C’était un site d’archives numérisées sur lequel il aimait parfois flâner le soir. On y trouvait de tout : de vieux manuels militaires, des catalogues d’armes anciennes, des brochures oubliées scannées par des passionnés, et même, de temps à autre, des publications confidentielles que personne ne prenait vraiment la peine de vérifier. Dans la barre de recherche, il écrivit lentement :
ordre ancien serpent chevalier
Il relut la phrase, hésita, puis ajouta :
confrérie secrète magie
Il valida.
L’écran afficha aussitôt une succession de résultats hétéroclites : romans d’heroic fantasy, extraits d’essais conspirationnistes, thèses d’universitaires obscurs. Fergus fronça légèrement les sourcils.
Trop vague.
Il affina sa recherche.
Arcanes serpentis chevalerie Europe médiévale
Cette fois, un document attira immédiatement son attention. Le titre apparaissait en lettres gothiques, mal numérisées :
Fragmentum Arcanum : Notes sur les chevaliers du Serpens Antiquus
Auteur inconnu.
Langue : latin et vieux français, avec quelques passages traduits en marge.
Le document avait été mis en ligne par un certain Lux Ferrata.
Fergus cliqua.
Le fichier mit quelques secondes à s’ouvrir. Pendant ce court instant, il sentit son cœur accélérer légèrement. Quelque chose, dans ce titre, résonnait avec une mémoire ancienne. Le document finit par apparaître. Un PDF de mauvaise qualité, visiblement numérisé à partir de pages jaunies couvertes d’annotations marginales. L’écriture était serrée, parfois elliptique, mais Fergus avait l’œil entraîné.
Il lut à voix basse les premiers passages traduits :
« À la veille de la chute officielle de l’Ordre du Temple, en l’an de grâce 1305, une dissension profonde se fit jour au sein de ses plus hauts dignitaires. Un groupe restreint, composé de chevaliers initiés à des savoirs non reconnus par l’Église, choisit de se séparer de la branche officielle. »
Fergus se pencha légèrement vers l’écran.
Le texte expliquait que ces hommes, refusant de remettre leur connaissance au pape, avaient choisi la fuite. Ils n’étaient plus des Templiers au sens canonique du terme. Ils formaient désormais un cercle dissident, marginal, qui contestait l’orientation spirituelle et politique prise par l’Ordre.
Mais ils n’étaient pas partis les mains vides.
Selon le document, ils avaient emporté avec eux non seulement certains objets sacrés, mais surtout les fondements d’une doctrine parallèle — plus ancienne, plus radicale — qu’ils estimaient antérieure même à la fondation officielle du Temple.
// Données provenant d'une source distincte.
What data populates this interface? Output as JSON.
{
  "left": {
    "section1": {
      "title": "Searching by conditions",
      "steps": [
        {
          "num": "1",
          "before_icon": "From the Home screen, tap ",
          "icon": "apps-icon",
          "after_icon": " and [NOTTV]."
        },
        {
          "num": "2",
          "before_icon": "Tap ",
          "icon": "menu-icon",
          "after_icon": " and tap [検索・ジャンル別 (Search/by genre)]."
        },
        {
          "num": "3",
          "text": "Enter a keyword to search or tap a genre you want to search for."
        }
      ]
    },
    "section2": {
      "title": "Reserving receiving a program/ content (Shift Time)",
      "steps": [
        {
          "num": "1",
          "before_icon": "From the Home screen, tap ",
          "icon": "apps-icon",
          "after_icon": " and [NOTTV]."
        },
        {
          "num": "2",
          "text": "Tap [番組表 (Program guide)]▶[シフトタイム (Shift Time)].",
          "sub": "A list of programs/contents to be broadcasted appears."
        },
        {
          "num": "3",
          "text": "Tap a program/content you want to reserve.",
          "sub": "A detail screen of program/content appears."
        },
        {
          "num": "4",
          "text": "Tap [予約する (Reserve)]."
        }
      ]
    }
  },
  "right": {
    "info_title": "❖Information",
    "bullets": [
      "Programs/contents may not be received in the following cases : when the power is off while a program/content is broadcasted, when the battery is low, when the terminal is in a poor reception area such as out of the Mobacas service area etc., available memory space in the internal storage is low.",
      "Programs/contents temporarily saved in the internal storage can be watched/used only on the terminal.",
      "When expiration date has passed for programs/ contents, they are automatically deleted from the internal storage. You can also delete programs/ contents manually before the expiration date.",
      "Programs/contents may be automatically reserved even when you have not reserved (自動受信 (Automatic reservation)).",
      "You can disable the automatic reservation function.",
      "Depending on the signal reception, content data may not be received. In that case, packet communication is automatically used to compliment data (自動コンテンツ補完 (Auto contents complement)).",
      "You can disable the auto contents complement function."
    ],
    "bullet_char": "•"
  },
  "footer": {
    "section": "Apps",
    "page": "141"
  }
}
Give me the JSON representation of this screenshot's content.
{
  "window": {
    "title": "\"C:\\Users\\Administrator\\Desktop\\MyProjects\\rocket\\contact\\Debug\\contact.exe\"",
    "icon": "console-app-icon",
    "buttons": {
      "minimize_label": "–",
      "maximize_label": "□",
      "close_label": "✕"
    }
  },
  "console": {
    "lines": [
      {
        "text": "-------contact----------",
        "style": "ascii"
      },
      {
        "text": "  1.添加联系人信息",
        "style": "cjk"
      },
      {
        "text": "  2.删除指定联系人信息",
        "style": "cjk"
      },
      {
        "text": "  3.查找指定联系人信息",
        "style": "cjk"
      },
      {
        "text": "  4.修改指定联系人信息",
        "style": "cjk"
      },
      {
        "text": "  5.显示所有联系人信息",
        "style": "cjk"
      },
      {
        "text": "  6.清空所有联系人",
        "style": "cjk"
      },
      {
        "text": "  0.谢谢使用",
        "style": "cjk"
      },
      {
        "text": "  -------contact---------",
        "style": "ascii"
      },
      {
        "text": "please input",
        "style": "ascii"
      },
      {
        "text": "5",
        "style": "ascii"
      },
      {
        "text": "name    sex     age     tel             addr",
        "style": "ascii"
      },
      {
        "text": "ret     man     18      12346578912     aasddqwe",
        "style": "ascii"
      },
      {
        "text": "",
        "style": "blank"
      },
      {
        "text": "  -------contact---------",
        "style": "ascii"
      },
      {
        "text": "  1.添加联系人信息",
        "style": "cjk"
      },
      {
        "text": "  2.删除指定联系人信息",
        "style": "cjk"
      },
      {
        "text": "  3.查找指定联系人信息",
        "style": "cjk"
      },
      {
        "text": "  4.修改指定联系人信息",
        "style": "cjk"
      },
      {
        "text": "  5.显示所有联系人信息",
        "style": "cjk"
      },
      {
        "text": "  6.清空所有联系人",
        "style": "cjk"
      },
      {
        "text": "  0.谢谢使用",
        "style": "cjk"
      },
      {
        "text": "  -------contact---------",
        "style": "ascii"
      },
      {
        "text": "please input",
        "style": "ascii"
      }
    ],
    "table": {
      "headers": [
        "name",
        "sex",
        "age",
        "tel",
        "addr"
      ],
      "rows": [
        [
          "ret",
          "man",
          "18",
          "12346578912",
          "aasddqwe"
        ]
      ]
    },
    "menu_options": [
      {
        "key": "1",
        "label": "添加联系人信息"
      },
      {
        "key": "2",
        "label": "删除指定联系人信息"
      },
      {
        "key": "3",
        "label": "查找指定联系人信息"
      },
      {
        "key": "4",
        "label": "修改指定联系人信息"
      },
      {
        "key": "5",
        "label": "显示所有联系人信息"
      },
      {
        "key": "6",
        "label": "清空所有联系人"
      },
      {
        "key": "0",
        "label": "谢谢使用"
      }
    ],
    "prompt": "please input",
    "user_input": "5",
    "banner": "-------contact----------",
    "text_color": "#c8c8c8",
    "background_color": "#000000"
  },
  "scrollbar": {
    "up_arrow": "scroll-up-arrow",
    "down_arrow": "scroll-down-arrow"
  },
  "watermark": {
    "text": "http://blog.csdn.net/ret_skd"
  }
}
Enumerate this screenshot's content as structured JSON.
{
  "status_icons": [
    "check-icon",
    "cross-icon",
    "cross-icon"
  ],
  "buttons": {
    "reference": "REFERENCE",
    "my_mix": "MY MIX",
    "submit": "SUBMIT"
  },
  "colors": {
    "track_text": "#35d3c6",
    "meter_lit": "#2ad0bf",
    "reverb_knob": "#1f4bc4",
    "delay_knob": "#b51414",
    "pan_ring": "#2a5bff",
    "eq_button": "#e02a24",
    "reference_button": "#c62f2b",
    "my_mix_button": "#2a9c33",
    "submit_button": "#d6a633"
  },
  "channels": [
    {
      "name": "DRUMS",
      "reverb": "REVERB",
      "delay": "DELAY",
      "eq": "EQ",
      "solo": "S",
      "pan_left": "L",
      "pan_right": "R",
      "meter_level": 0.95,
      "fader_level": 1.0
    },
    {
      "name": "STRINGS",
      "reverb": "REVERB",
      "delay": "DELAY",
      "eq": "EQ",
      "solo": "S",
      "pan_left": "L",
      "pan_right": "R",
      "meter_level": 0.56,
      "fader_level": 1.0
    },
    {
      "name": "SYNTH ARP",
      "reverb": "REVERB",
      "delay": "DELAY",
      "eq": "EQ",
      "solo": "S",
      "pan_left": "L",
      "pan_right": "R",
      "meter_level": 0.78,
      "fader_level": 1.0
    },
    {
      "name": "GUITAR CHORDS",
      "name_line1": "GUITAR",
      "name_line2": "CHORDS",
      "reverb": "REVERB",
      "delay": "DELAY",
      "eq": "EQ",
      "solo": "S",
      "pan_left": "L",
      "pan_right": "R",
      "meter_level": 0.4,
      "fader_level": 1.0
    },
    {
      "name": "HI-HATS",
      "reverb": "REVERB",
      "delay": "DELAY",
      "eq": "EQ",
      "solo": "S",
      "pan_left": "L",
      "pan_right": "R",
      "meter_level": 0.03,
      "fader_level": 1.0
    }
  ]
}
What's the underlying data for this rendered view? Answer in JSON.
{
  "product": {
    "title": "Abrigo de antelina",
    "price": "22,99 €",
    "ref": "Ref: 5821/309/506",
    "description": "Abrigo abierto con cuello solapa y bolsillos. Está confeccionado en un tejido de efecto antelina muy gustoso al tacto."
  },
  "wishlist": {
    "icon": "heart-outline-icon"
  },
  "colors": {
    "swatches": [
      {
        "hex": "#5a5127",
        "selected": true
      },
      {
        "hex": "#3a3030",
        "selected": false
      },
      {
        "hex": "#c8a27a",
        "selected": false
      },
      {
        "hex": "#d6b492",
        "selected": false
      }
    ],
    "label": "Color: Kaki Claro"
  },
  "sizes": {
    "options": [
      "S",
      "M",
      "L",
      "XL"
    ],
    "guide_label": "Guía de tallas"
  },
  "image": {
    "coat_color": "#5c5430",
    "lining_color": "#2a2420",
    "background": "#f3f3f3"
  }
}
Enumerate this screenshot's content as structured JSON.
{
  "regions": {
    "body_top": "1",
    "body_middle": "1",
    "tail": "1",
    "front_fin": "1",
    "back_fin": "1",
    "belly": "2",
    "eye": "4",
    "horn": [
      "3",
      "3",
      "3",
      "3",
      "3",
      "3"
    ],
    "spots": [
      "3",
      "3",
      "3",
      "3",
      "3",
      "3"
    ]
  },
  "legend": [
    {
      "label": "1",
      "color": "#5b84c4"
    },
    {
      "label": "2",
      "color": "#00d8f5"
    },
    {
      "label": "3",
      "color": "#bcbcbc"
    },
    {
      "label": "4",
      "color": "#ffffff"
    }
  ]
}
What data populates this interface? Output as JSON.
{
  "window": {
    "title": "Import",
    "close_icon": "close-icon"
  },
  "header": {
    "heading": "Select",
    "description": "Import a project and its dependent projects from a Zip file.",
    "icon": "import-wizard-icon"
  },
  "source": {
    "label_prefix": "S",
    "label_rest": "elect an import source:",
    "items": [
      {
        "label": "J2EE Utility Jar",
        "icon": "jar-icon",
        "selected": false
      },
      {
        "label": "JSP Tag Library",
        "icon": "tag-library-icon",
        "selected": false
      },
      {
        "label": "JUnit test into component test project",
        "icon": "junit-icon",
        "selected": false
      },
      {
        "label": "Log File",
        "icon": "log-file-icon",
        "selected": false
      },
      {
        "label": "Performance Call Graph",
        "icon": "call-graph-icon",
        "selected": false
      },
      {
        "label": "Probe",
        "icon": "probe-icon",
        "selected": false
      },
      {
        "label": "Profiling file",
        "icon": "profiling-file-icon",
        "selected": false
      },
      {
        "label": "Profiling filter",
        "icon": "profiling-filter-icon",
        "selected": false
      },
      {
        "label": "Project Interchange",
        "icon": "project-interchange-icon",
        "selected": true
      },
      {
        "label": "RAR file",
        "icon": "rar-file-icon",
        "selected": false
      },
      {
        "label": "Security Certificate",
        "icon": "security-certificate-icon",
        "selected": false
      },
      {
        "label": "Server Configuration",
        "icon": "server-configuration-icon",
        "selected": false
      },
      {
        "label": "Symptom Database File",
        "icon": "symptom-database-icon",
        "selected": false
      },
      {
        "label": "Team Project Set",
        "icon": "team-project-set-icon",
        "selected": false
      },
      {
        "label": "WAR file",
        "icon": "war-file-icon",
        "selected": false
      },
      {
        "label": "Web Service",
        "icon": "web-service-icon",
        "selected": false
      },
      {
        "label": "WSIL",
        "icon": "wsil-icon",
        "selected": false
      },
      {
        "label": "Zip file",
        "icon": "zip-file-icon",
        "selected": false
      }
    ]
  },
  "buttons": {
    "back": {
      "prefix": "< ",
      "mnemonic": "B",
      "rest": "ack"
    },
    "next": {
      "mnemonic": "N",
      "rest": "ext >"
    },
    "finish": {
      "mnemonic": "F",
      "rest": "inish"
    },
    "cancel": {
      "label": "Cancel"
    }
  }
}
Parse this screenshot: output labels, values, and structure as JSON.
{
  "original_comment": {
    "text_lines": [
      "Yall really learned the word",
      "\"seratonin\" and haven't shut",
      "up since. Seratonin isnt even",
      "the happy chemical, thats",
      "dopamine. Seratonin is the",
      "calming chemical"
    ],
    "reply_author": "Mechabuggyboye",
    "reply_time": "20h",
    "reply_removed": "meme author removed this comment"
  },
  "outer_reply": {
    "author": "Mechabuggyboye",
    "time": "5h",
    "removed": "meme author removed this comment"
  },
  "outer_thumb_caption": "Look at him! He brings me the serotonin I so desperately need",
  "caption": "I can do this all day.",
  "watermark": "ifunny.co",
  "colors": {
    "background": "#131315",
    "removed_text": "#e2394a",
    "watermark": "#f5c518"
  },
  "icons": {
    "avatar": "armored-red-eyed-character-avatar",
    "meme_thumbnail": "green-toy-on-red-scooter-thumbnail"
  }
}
Parmi ces objets figurait un fragment de parchemin. Un fragment qui, selon la tradition, indiquait la localisation de l’Arche d’Alliance.
Fergus sentit un frisson lui parcourir l’échine.
Le texte poursuivait en décrivant l’épisode le plus violent de cette scission. Une confrontation aurait éclaté entre les chevaliers restés fidèles à l’Ordre du Temple et le groupe dissident. Au cours de cette lutte, le parchemin aurait été arraché puis déchiré. Les fugitifs ne purent emporter qu’une partie du document. L’autre fragment resta entre les mains des Templiers. Dès lors, deux morceaux distincts du même parchemin circulèrent séparément dans l’histoire, chacun gardé par des lignées ennemies.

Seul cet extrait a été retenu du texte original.